Chemin traditionnel en cinq couches : frais de placement, frais de conservation, frais de compensation, frais d’enregistrement-dépositaire, plus les honoraires d’avocats, d’audit et d’intermédiaires. Chaque couche prélève un pourcentage selon le montant émis ou le volume de transaction. J’ai fait une estimation : pour une PME qui émet une dette, rien que les intermédiaires peuvent absorber de 3% à 5% du montant émis. Les grandes entreprises peuvent négocier pour faire baisser le prix ; les PME n’ont aucun pouvoir de négociation, elles doivent payer le tarif affiché. Dans ces 3% à 5%, la partie qui sert vraiment l’entreprise représente moins de 1% ; le reste correspond à des prélèvements sur les différentes étapes, et chaque couche considère que sa rémunération est justifiée.

Regardons maintenant le parcours sur la chaîne NPEX : une bourse de valeurs réglementée aux Pays-Bas, une supervision par l’AFM, et des licences complètes. Plus de 100 PME ont déjà levé plus de 200 millions d’euros. L’émission se fait sur la blockchain : la négociation et la compensation sont regroupées dans un seul système. La couche de la chambre de compensation disparaît directement, tandis que la conservation et le dépositaire se fondent dans le grand livre sur la chaîne. Le nombre de couches passe de cinq à deux. Les trois couches supprimées sont entièrement des intermédiaires ; les services nécessaires restent là, mais ils ne sont plus prélevés couche par couche. Voilà, de manière essentielle, la différence entre le parcours sur blockchain et le parcours traditionnel.

$DUSK

Après avoir fait ce calcul, je vois au contraire encore plus clairement une chose : l’argent économisé grâce au financement sur la chaîne @Dusk ne se trouve pas sur la grille des taux de frais, mais dans la liste des étapes.
Les commissions ne sont jamais le gros morceau ; ce sont les intermédiaires qui font la différence.

En supprimer une couche, c’est supprimer une couche de prélèvement — et ce qu’on économise n’est pas de la petite monnaie. Pour une PME réalisant quelques millions de bénéfices annuels, le coût d’émission passe de 5% à 2% : l’économie, à chaque couche, se transforme directement en argent de survie. En sens inverse, cela explique aussi pourquoi les PME ont davantage besoin d’un financement sur la blockchain que les grandes entreprises : les grandes entreprises peuvent négocier grâce aux volumes ; les PME ne peuvent compter que sur la structure. C’est la deuxième voie, en plus du volume.

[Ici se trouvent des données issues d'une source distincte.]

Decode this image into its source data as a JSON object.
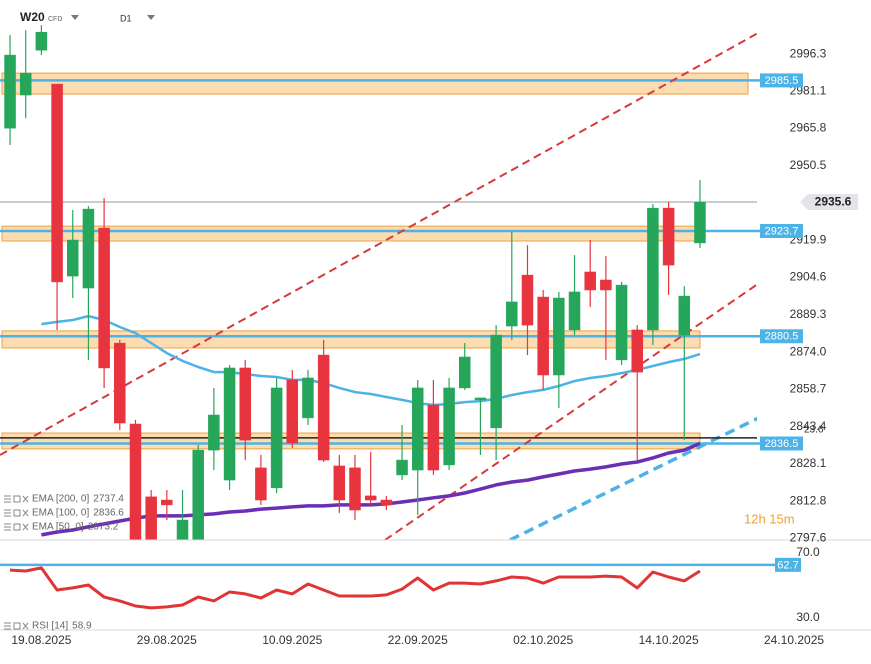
{
  "header": {
    "symbol": "W20",
    "instrument_type": "CFD",
    "timeframe": "D1",
    "timer": "12h 15m"
  },
  "chart_data": [
    {
      "type": "candlestick",
      "open": [
        2965.9,
        2979.5,
        2997.9,
        2984.0,
        2905.2,
        2900.3,
        2924.9,
        2877.7,
        2844.5,
        2814.6,
        2813.3,
        2794.9,
        2796.9,
        2833.8,
        2821.5,
        2867.5,
        2826.5,
        2818.3,
        2862.6,
        2847.0,
        2872.8,
        2827.3,
        2826.5,
        2815.0,
        2813.3,
        2823.6,
        2825.6,
        2852.3,
        2827.7,
        2859.3,
        2854.4,
        2842.9,
        2884.7,
        2905.6,
        2896.6,
        2864.6,
        2883.1,
        2906.9,
        2903.6,
        2870.8,
        2883.1,
        2883.1,
        2933.1,
        2881.0,
        2918.8
      ],
      "high": [
        3004.1,
        3006.1,
        3008.2,
        2984.0,
        2932.3,
        2933.9,
        2937.2,
        2879.0,
        2846.2,
        2817.4,
        2817.4,
        2817.4,
        2835.9,
        2859.3,
        2868.7,
        2870.8,
        2831.8,
        2863.4,
        2866.7,
        2866.7,
        2879.0,
        2831.8,
        2831.8,
        2833.0,
        2815.0,
        2844.1,
        2862.6,
        2862.6,
        2863.4,
        2877.7,
        2855.2,
        2885.1,
        2923.3,
        2917.9,
        2899.5,
        2898.7,
        2913.8,
        2920.0,
        2913.4,
        2902.8,
        2885.1,
        2934.8,
        2935.6,
        2901.1,
        2944.6
      ],
      "low": [
        2959.0,
        2970.0,
        2995.9,
        2883.1,
        2896.2,
        2870.8,
        2859.3,
        2842.0,
        2788.7,
        2788.7,
        2805.1,
        2788.7,
        2788.7,
        2825.6,
        2817.4,
        2829.7,
        2811.3,
        2816.2,
        2834.7,
        2844.1,
        2828.9,
        2808.0,
        2805.1,
        2811.3,
        2809.2,
        2821.5,
        2807.2,
        2823.6,
        2825.6,
        2858.5,
        2831.8,
        2829.7,
        2879.0,
        2872.8,
        2858.5,
        2851.1,
        2881.0,
        2892.5,
        2870.8,
        2868.7,
        2829.7,
        2876.9,
        2897.4,
        2837.9,
        2916.7
      ],
      "close": [
        2995.9,
        2988.5,
        3005.3,
        2902.8,
        2920.0,
        2932.7,
        2867.5,
        2844.9,
        2794.9,
        2794.9,
        2811.3,
        2805.1,
        2833.8,
        2848.2,
        2867.5,
        2837.9,
        2813.3,
        2859.3,
        2836.7,
        2863.4,
        2829.7,
        2813.3,
        2809.2,
        2813.3,
        2811.3,
        2829.7,
        2859.3,
        2825.6,
        2859.3,
        2872.0,
        2855.2,
        2881.0,
        2894.6,
        2885.1,
        2864.6,
        2896.2,
        2898.7,
        2899.5,
        2899.5,
        2901.5,
        2865.8,
        2933.1,
        2909.7,
        2897.0,
        2935.6
      ],
      "up_color": "#26a65b",
      "down_color": "#e8343f",
      "ylim": [
        2796.9,
        3018.5
      ],
      "yticks": [
        2996.3,
        2981.1,
        2965.8,
        2950.5,
        2919.9,
        2904.6,
        2889.3,
        {
          "value": 2874,
          "label": "2874.0"
        },
        2858.7,
        2843.4,
        2828.1,
        2812.8,
        2797.6
      ],
      "xlim": [
        -0.64,
        47.51
      ],
      "xticks": [
        {
          "value": 2,
          "label": "19.08.2025"
        },
        {
          "value": 10,
          "label": "29.08.2025"
        },
        {
          "value": 18,
          "label": "10.09.2025"
        },
        {
          "value": 26,
          "label": "22.09.2025"
        },
        {
          "value": 34,
          "label": "02.10.2025"
        },
        {
          "value": 42,
          "label": "14.10.2025"
        },
        {
          "value": 50,
          "label": "24.10.2025"
        }
      ],
      "last_price": 2935.6,
      "levels": [
        {
          "value": 2985.5,
          "zone": [
            2979.9,
            2988.5
          ]
        },
        {
          "value": 2923.7,
          "zone": [
            2919.6,
            2925.7
          ]
        },
        {
          "value": 2880.5,
          "zone": [
            2875.7,
            2882.7
          ]
        },
        {
          "value": 2836.5,
          "zone": [
            2834.3,
            2840.8
          ]
        }
      ],
      "level_color": "#4db3e6",
      "zone_color": "#fcd7a4",
      "fib_level": {
        "ratio": 23.6,
        "price": 2838.8
      },
      "indicators": [
        {
          "name": "EMA [200, 0]",
          "last": 2737.4
        },
        {
          "name": "EMA [100, 0]",
          "last": 2836.6,
          "color": "#6a2fb5",
          "values": [
            null,
            null,
            2799.0,
            2800.2,
            2801.0,
            2802.3,
            2803.5,
            2804.7,
            2805.9,
            2806.8,
            2806.8,
            2806.8,
            2807.2,
            2807.6,
            2808.4,
            2808.8,
            2809.6,
            2810.0,
            2810.5,
            2810.9,
            2810.9,
            2811.3,
            2811.3,
            2811.3,
            2811.7,
            2812.5,
            2813.3,
            2814.2,
            2815.0,
            2816.2,
            2817.8,
            2819.5,
            2820.7,
            2821.5,
            2822.8,
            2824.0,
            2825.2,
            2826.0,
            2826.9,
            2828.1,
            2828.9,
            2830.6,
            2832.6,
            2833.8,
            2836.6
          ]
        },
        {
          "name": "EMA [50, 0]",
          "last": 2873.2,
          "color": "#4db3e6",
          "values": [
            null,
            null,
            2885.5,
            2886.4,
            2887.2,
            2888.8,
            2887.2,
            2884.3,
            2881.8,
            2877.7,
            2873.6,
            2870.4,
            2867.9,
            2865.8,
            2865.8,
            2865.0,
            2864.2,
            2863.8,
            2862.6,
            2862.6,
            2861.3,
            2859.3,
            2857.6,
            2856.8,
            2855.6,
            2854.4,
            2853.1,
            2852.3,
            2852.7,
            2853.5,
            2853.9,
            2854.8,
            2856.4,
            2857.6,
            2858.5,
            2860.1,
            2862.1,
            2863.4,
            2864.2,
            2865.4,
            2866.7,
            2868.3,
            2869.9,
            2871.2,
            2873.2
          ]
        }
      ]
    },
    {
      "type": "line",
      "name": "RSI [14]",
      "last": 58.9,
      "color": "#e03535",
      "values": [
        59.5,
        58.9,
        60.8,
        47.2,
        48.5,
        50.3,
        42.9,
        40.5,
        37.4,
        36.2,
        36.8,
        38.0,
        42.9,
        40.5,
        46.0,
        44.8,
        42.3,
        47.2,
        44.8,
        50.9,
        47.2,
        43.5,
        43.5,
        43.5,
        44.2,
        47.8,
        54.6,
        47.2,
        51.5,
        51.5,
        50.9,
        52.8,
        55.2,
        54.6,
        51.5,
        55.2,
        55.2,
        55.2,
        55.8,
        55.2,
        48.5,
        58.3,
        55.2,
        52.8,
        58.9
      ],
      "ylim": [
        22.6,
        78.0
      ],
      "yticks": [
        {
          "value": 70,
          "label": "70.0"
        },
        {
          "value": 30,
          "label": "30.0"
        }
      ],
      "level": 62.7,
      "level_color": "#4db3e6"
    }
  ]
}
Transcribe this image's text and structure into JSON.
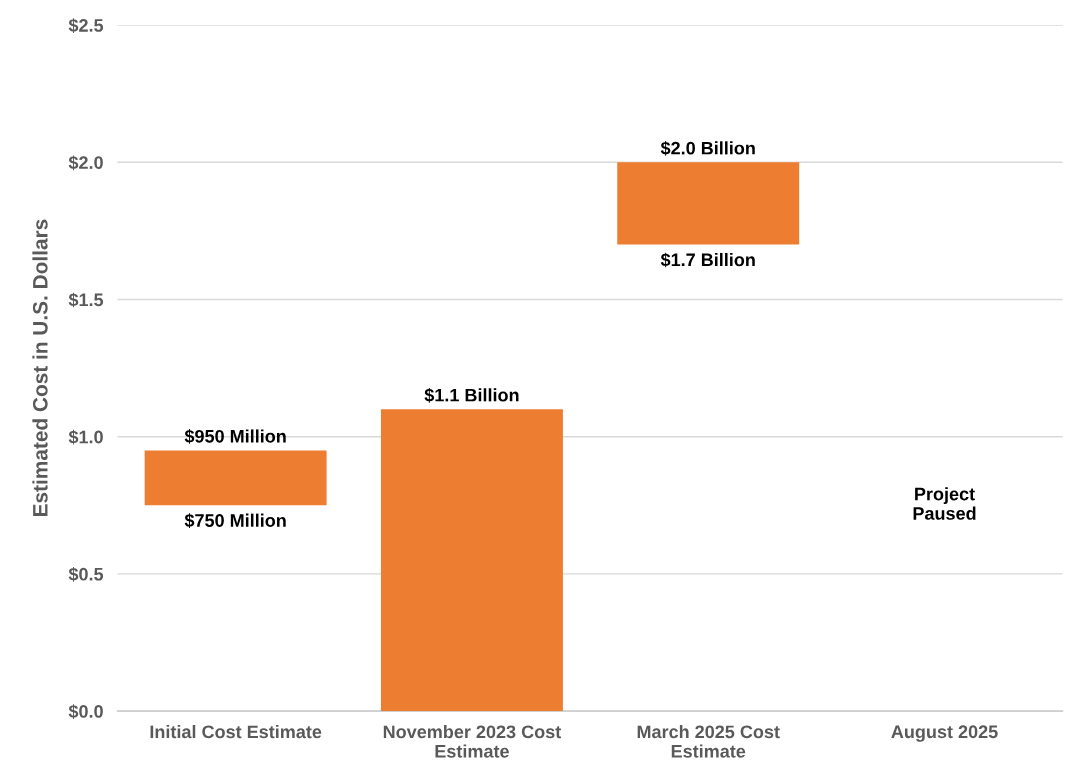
{
  "chart_data": {
    "type": "bar",
    "ylabel": "Estimated Cost in U.S. Dollars",
    "categories": [
      "Initial Cost Estimate",
      "November 2023 Cost\nEstimate",
      "March 2025 Cost\nEstimate",
      "August 2025"
    ],
    "values": [
      0.2,
      1.1,
      0.3,
      null
    ],
    "base": [
      0.75,
      0,
      1.7,
      null
    ],
    "color": "#ed7d31",
    "ylim": [
      0,
      2.5
    ],
    "yticks": [
      {
        "value": 0,
        "label": "$0.0"
      },
      {
        "value": 0.5,
        "label": "$0.5"
      },
      {
        "value": 1.0,
        "label": "$1.0"
      },
      {
        "value": 1.5,
        "label": "$1.5"
      },
      {
        "value": 2.0,
        "label": "$2.0"
      },
      {
        "value": 2.5,
        "label": "$2.5"
      }
    ],
    "grid": "y",
    "annotations": [
      {
        "text": "$950 Million",
        "x": "Initial Cost Estimate",
        "y": 0.95
      },
      {
        "text": "$750 Million",
        "x": "Initial Cost Estimate",
        "y": 0.75
      },
      {
        "text": "$1.1 Billion",
        "x": "November 2023 Cost\nEstimate",
        "y": 1.1
      },
      {
        "text": "$2.0 Billion",
        "x": "March 2025 Cost\nEstimate",
        "y": 2.0
      },
      {
        "text": "$1.7 Billion",
        "x": "March 2025 Cost\nEstimate",
        "y": 1.7
      },
      "Project\nPaused"
    ]
  }
}
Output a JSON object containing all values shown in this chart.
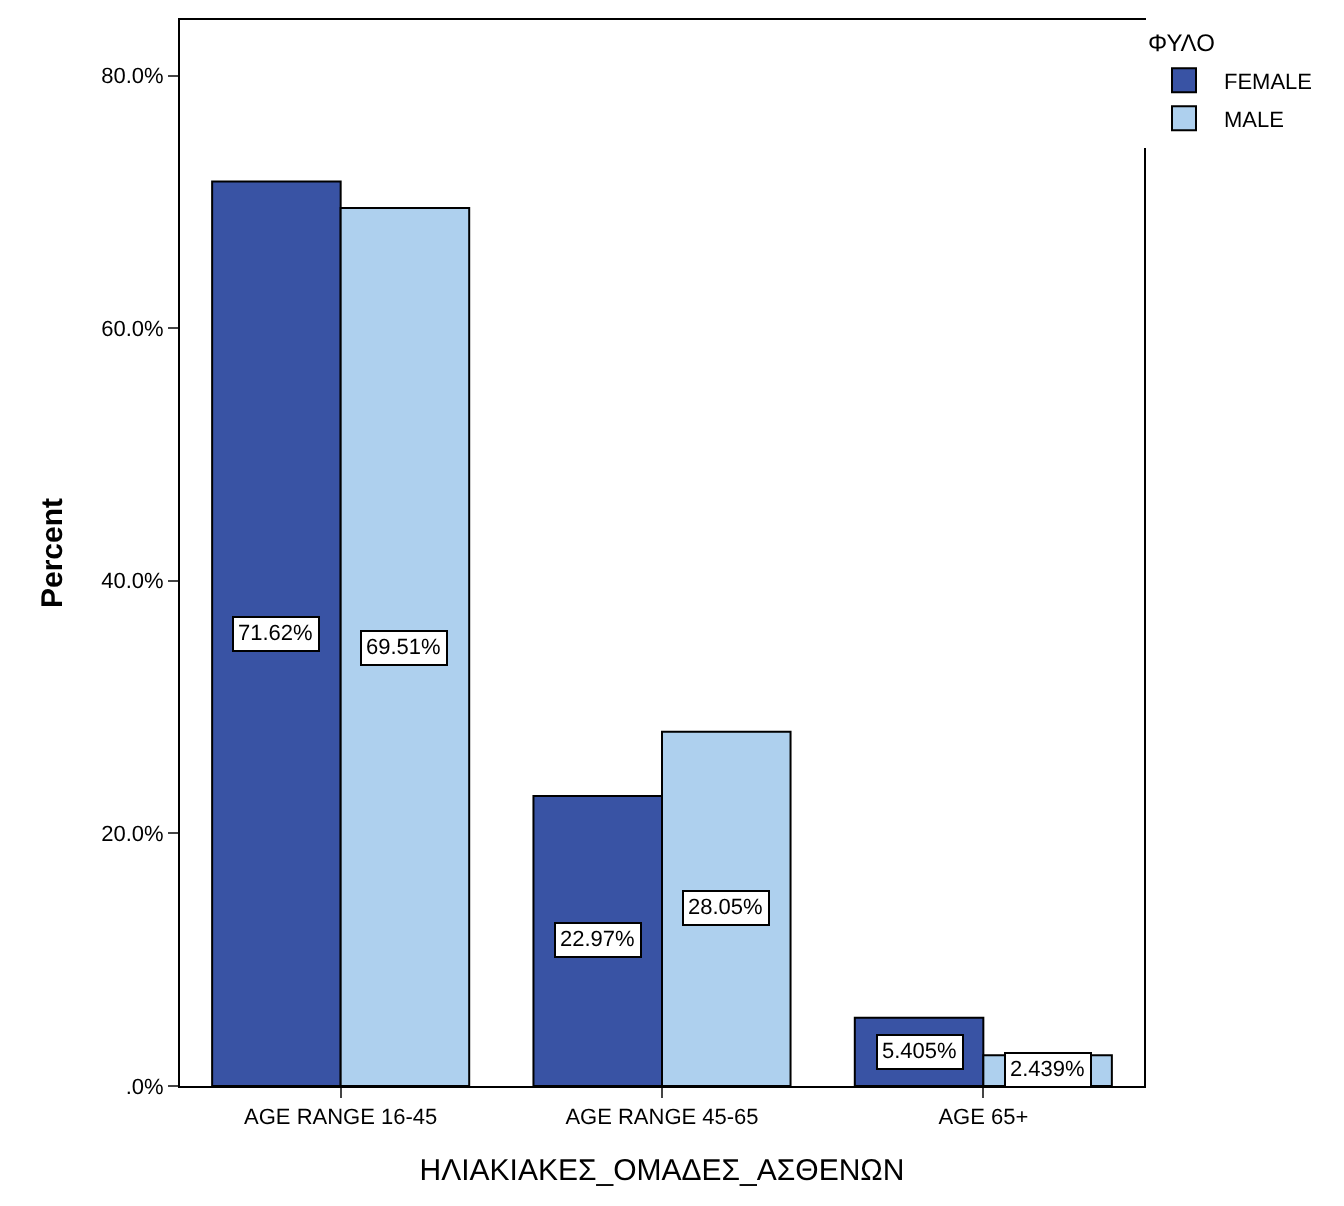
{
  "chart_data": {
    "type": "bar",
    "xlabel": "ΗΛΙΑΚΙΑΚΕΣ_ΟΜΑΔΕΣ_ΑΣΘΕΝΩΝ",
    "ylabel": "Percent",
    "legend_title": "ΦΥΛΟ",
    "categories": [
      "AGE RANGE 16-45",
      "AGE RANGE 45-65",
      "AGE 65+"
    ],
    "series": [
      {
        "name": "FEMALE",
        "color": "#3953a4",
        "values": [
          71.62,
          22.97,
          5.405
        ],
        "value_labels": [
          "71.62%",
          "22.97%",
          "5.405%"
        ]
      },
      {
        "name": "MALE",
        "color": "#aed0ee",
        "values": [
          69.51,
          28.05,
          2.439
        ],
        "value_labels": [
          "69.51%",
          "28.05%",
          "2.439%"
        ]
      }
    ],
    "ylim": [
      0,
      84.4
    ],
    "yticks": [
      {
        "value": 0,
        "label": ".0%"
      },
      {
        "value": 20,
        "label": "20.0%"
      },
      {
        "value": 40,
        "label": "40.0%"
      },
      {
        "value": 60,
        "label": "60.0%"
      },
      {
        "value": 80,
        "label": "80.0%"
      }
    ],
    "grid": false,
    "legend": "top right"
  }
}
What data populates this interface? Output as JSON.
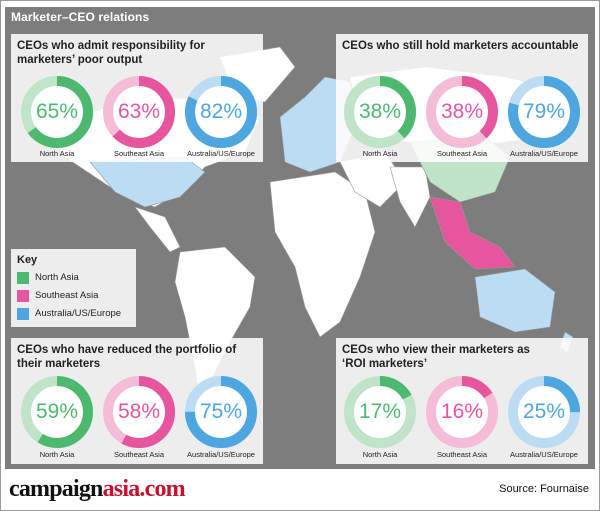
{
  "title": "Marketer–CEO relations",
  "key": {
    "title": "Key",
    "items": [
      {
        "label": "North Asia",
        "color": "#4db96e"
      },
      {
        "label": "Southeast Asia",
        "color": "#e6559e"
      },
      {
        "label": "Australia/US/Europe",
        "color": "#4da6e0"
      }
    ]
  },
  "colors": {
    "north_asia": "#4db96e",
    "north_asia_light": "#bfe4c8",
    "southeast_asia": "#e6559e",
    "southeast_asia_light": "#f5bcd8",
    "aus_us_europe": "#4da6e0",
    "aus_us_europe_light": "#bcdcf3",
    "map_water": "#7d7d7d",
    "map_land": "#ffffff"
  },
  "chart_data": [
    {
      "type": "pie",
      "title": "CEOs who admit responsibility for marketers’ poor output",
      "categories": [
        "North Asia",
        "Southeast Asia",
        "Australia/US/Europe"
      ],
      "values": [
        65,
        63,
        82
      ],
      "labels": [
        "65%",
        "63%",
        "82%"
      ]
    },
    {
      "type": "pie",
      "title": "CEOs who still hold marketers accountable",
      "categories": [
        "North Asia",
        "Southeast Asia",
        "Australia/US/Europe"
      ],
      "values": [
        38,
        38,
        79
      ],
      "labels": [
        "38%",
        "38%",
        "79%"
      ]
    },
    {
      "type": "pie",
      "title": "CEOs who have reduced the portfolio of their marketers",
      "categories": [
        "North Asia",
        "Southeast Asia",
        "Australia/US/Europe"
      ],
      "values": [
        59,
        58,
        75
      ],
      "labels": [
        "59%",
        "58%",
        "75%"
      ]
    },
    {
      "type": "pie",
      "title": "CEOs who view their marketers as ‘ROI marketers’",
      "categories": [
        "North Asia",
        "Southeast Asia",
        "Australia/US/Europe"
      ],
      "values": [
        17,
        16,
        25
      ],
      "labels": [
        "17%",
        "16%",
        "25%"
      ]
    }
  ],
  "logo": {
    "part1": "campaign",
    "part2": "asia.com"
  },
  "source": "Source: Fournaise"
}
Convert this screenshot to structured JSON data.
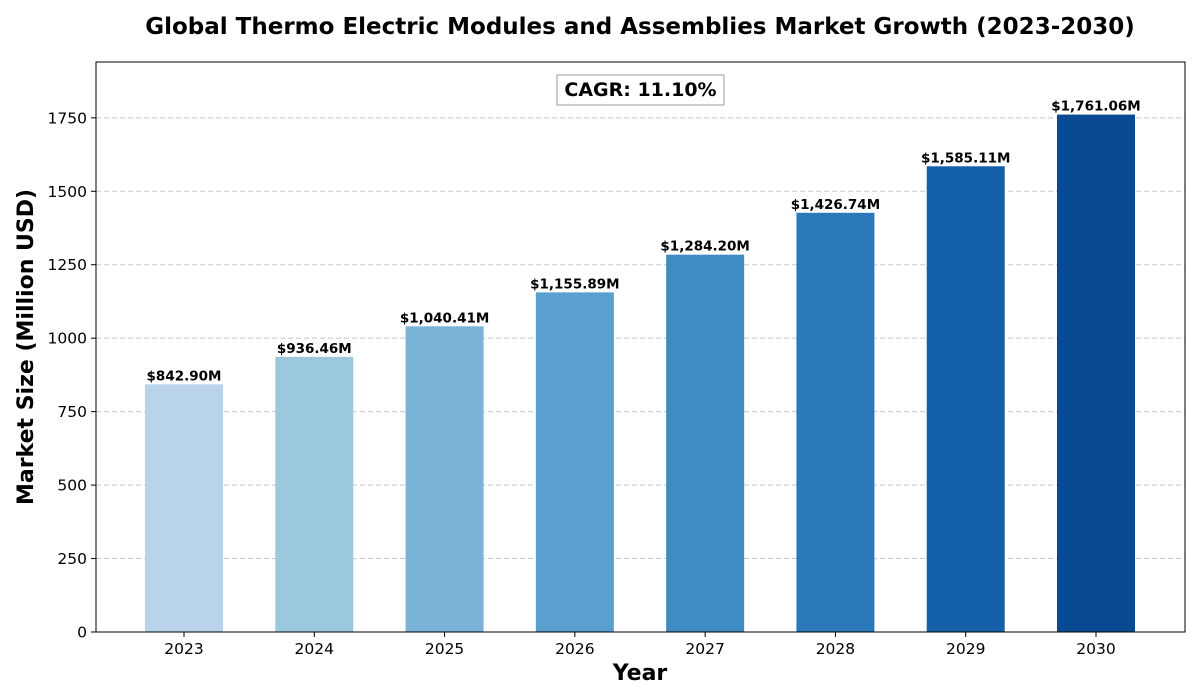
{
  "chart_data": {
    "type": "bar",
    "title": "Global Thermo Electric Modules and Assemblies Market Growth (2023-2030)",
    "xlabel": "Year",
    "ylabel": "Market Size (Million USD)",
    "categories": [
      "2023",
      "2024",
      "2025",
      "2026",
      "2027",
      "2028",
      "2029",
      "2030"
    ],
    "values": [
      842.9,
      936.46,
      1040.41,
      1155.89,
      1284.2,
      1426.74,
      1585.11,
      1761.06
    ],
    "data_labels": [
      "$842.90M",
      "$936.46M",
      "$1,040.41M",
      "$1,155.89M",
      "$1,284.20M",
      "$1,426.74M",
      "$1,585.11M",
      "$1,761.06M"
    ],
    "bar_colors": [
      "#b9d4ea",
      "#9bc7df",
      "#79b4d8",
      "#59a0ce",
      "#3f8cc3",
      "#2a78b9",
      "#1461aa",
      "#084b92"
    ],
    "ylim": [
      0,
      1940
    ],
    "yticks": [
      0,
      250,
      500,
      750,
      1000,
      1250,
      1500,
      1750
    ],
    "ytick_labels": [
      "0",
      "250",
      "500",
      "750",
      "1000",
      "1250",
      "1500",
      "1750"
    ],
    "grid": true,
    "annotation": "CAGR: 11.10%"
  }
}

Certains pensent qu’on ne peut pas vraiment calculer le bilan du financement sur la chaîne. Je ne suis pas de cet avis. Il suffit de dérouler les couches de coûts, une par une, pour voir clairement où se fait l’économie et combien elle représente. En supprimer un intermédiaire, c’est supprimer un prélèvement supplémentaire. C’est la source même de l’écart de coût du financement sur blockchain, et c’est la conclusion à laquelle j’arrive après avoir fait ce calcul.